Darolutamide + ADT, without docetaxel, shows efficacy benefits in mHSPC

Darolutamide plus androgen-deprivation therapy (ADT), without docetaxel, improves radiological progression-free survival (rPFS) and secondary efficacy outcomes vs placebo plus ADT in patients with metastatic hormone-sensitive prostate cancer (mHSPC), according to results of the global phase III ARANOTE trial presented at ESMO 2024.

rPFS and other efficacy benefits
The primary endpoint of rPFS showed a significant 46 percent risk reduction with darolutamide plus ADT vs placebo plus ADT (median, not reached [NR] vs 25.0 months; hazard ratio [HR], 0.54; 95 percent confidence interval [CI], 0.41–0.71; p<0.0001) after a median follow-up of 25.3 and 25.0 months in the respective arms. rPFS rate at 24 months was 70.3 vs 52.1 percent. [Saad F, et al, ESMO 2024, abstract LBA68; J Clin Oncol 2024;doi:10.1200/JCO-24-01798]

“Darolutamide’s rPFS benefit was consistent across subgroups, including patients with high- [HR, 0.60; 95 percent CI, 0.44–0.80] or low-volume [HR, 0.30; 95 percent CI, 0.15–0.60] disease,” said Professor Fred Saad of the Centre Hospitalier de l’Université de Montréal, University of Montreal, Canada, who presented the findings at ESMO 2024.

Median overall survival was NR in either arm at data cutoff for primary analysis, with a HR of 0.81 (95 percent CI, 0.59–1.12) suggestive of a benefit with darolutamide vs placebo.

Darolutamide plus ADT also delayed time to metastatic castration-resistant prostate cancer (median, NR vs 13.8 months; HR, 0.40; 95 percent CI, 0.32–0.51), time to pain progression (median, NR vs 29.9 months; HR, 0.72; 95 percent CI, 0.54–0.96), time to prostate-specific antigen (PSA) progression (median, NR vs 16.8 months; HR, 0.31; 95 percent CI, 0.23–0.41), and time to initiation of subsequent systemic therapy for prostate cancer (median, NR in both arms; HR, 0.40; 95 percent CI, 0.29–0.56) vs placebo plus ADT. More patients in the darolutamide vs placebo arm achieved PSA <0.2 ng/mL at any time during treatment (62.6 vs 18.5 percent).

Favourable safety profile
The incidence of treatment-emergent adverse events (TEAEs) was similar between the darolutamide and placebo arms (grade 3/4, 30.8 vs 30.3 percent; grade 5, 4.7 vs 5.4 percent; serious, 23.6 vs 23.5 percent).

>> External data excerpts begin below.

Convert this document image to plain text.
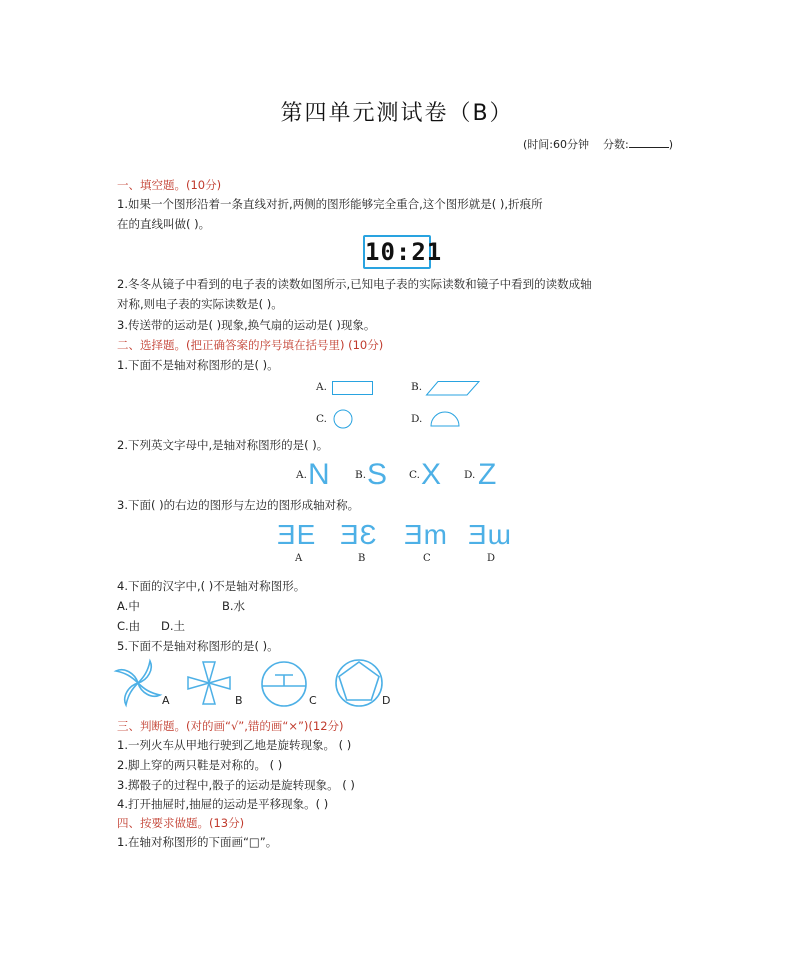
第四单元测试卷（B）
(时间:60分钟 分数:	)
一、填空题。(10分)
1.如果一个图形沿着一条直线对折,两侧的图形能够完全重合,这个图形就是( ),折痕所
在的直线叫做( )。
10:21
2.冬冬从镜子中看到的电子表的读数如图所示,已知电子表的实际读数和镜子中看到的读数成轴
对称,则电子表的实际读数是( )。
3.传送带的运动是( )现象,换气扇的运动是( )现象。
二、选择题。(把正确答案的序号填在括号里) (10分)
1.下面不是轴对称图形的是( )。
A.	B.
C.	D.
2.下列英文字母中,是轴对称图形的是( )。
A. N B. S C. X D. Z
3.下面( )的右边的图形与左边的图形成轴对称。
ƎE ƎƐ Ǝm Ǝɯ
A	B	C	D
4.下面的汉字中,( )不是轴对称图形。
A.中	B.水
C.由 D.土
5.下面不是轴对称图形的是( )。
A	B	C	D
三、判断题。(对的画“√”,错的画“×”)(12分)
1.一列火车从甲地行驶到乙地是旋转现象。 ( )
2.脚上穿的两只鞋是对称的。 ( )
3.掷骰子的过程中,骰子的运动是旋转现象。 ( )
4.打开抽屉时,抽屉的运动是平移现象。( )
四、按要求做题。(13分)
1.在轴对称图形的下面画“□”。
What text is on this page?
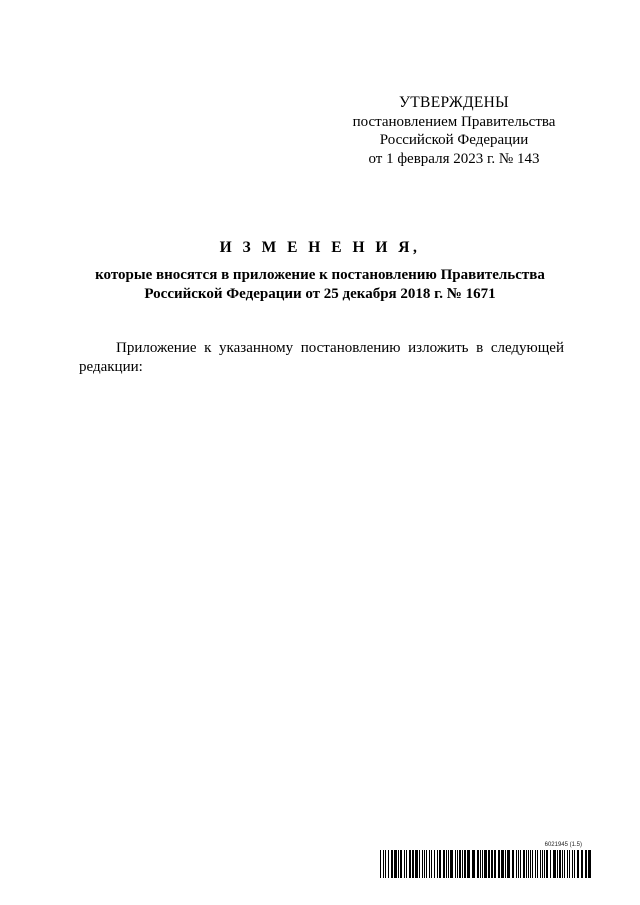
УТВЕРЖДЕНЫ
постановлением Правительства
Российской Федерации
от 1 февраля 2023 г. № 143
И З М Е Н Е Н И Я,
которые вносятся в приложение к постановлению Правительства
Российской Федерации от 25 декабря 2018 г. № 1671
Приложение к указанному постановлению изложить в следующей редакции:
6021945 (1.5)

“TEAEs associated with androgen receptor pathway inhibitors [ARPIs] were generally similar between arms,” said Saad. “Notably, the incidence of fatigue was lower with darolutamide vs placebo [5.6 vs 8.1 percent]. Fewer patients in the darolutamide vs placebo arm discontinued study drug due to TEAEs [6.1 vs 9.0 percent].”

An additional SoC
“Results of ARANOTE suggest that darolutamide plus ADT, without docetaxel, should become an additional standard of care [SoC] for mHSPC, on top of current SoC with darolutamide plus ADT and docetaxel,” commented Saad. [N Engl J Med 2022;386:1132-1142]

“Despite substantial evidence supporting the benefits of combination regimens for mHSPC, real-world prescribing patterns continue to show high use of ADT alone, even after regulatory approval of ARPIs,” noted the ARANOTE investigators. [J Clin Oncol 2024;doi:10.1200/JCO-24-01798] “In 2023, about 30 percent of mHSPC patients in the US and Germany still received ADT alone.” [J Clin Oncol 2024;doi:10.1200/JCO.2024.42.16_suppl.e1708; Urologie 2024;doi:10.1007/s00120-024-02410-7]

“The ARANOTE trial was designed to evaluate darolutamide plus ADT vs ADT, without docetaxel, to provide a new treatment option for patients with mHSPC,” said Saad.

A total of 669 mHSPC patients (median age, 70 years) with Eastern Cooperative Oncology Group performance status of 0–2, recruited from 15 countries across Asia, Australia, Canada, Europe, Latin America, South Africa, and New Zealand, were randomized 2:1 to receive darolutamide 600 mg BID plus ADT (n=446) or placebo plus ADT (n=223).

Baseline demographics and disease characteristics were similar between arms. About 31 percent of patients were Asian, 72.5 percent had de novo metastatic disease, and about 70 percent had high-volume disease.